Einer der derzeit besten Spots für E-Mobilität: Volvo entschuldigt sich für die anfänglichen Unzulänglichkeiten.


22.01.2026

Verspätungen, weil man erst noch aufladen muss. Nicht kompatible Stecker. Warteschlangen vor Ladesäulen in Kälte und Schnee. Probleme beim Bezahlvorgang, zu kurze Kabel und eine fast leere Batterie. Anstatt diese Unannehmlichkeiten zu verdrängen oder schönzureden, entschuldigt sich Volvo für die Anlaufschwierigkeiten. Und bedankt sich dafür, dass seine Kundinnen und Kunden vorangegangen sind und sich auf die unbekannte Technologie eingelassen haben. Auch wenn sie noch nicht perfekt war.


"All beginnings are imperfect.

All major leaps forward demand a period of hurdles.

No innovation will happen unless

a few true believers take the first hit of inconvenience.

So thank you.

You dared believe that electric cars would one day be

what we simply call cars."


Alle, die an die E-Mobilität glauben, werden jetzt belohnt. Mit dem neuen SUV EX60 mit bis zu 810 km Reichweite. Eine neue Generation, mit der die anfänglichen Herausforderungen ein Ende haben.
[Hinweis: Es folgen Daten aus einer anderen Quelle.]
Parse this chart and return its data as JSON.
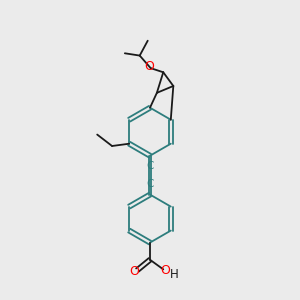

Es ist immer ein mutiges Konzept, Schwierigkeiten mit dem eigenen Produkt einzugestehen. Und das in einer Zeit, in der die Nachfrage nach E-Autos unter den Erwartungen liegt, die neue US-Regierung die Unterstützung für den Kauf eines neuen EVs zurückfährt, Donald Trump bekanntermaßen auf Erdöl setzt und sich einige Marken aus den E-Modellen zurückziehen. Volvo denkt offenbar langfristiger und hofft, am Ende mit seiner Courage erfolgreich zu sein.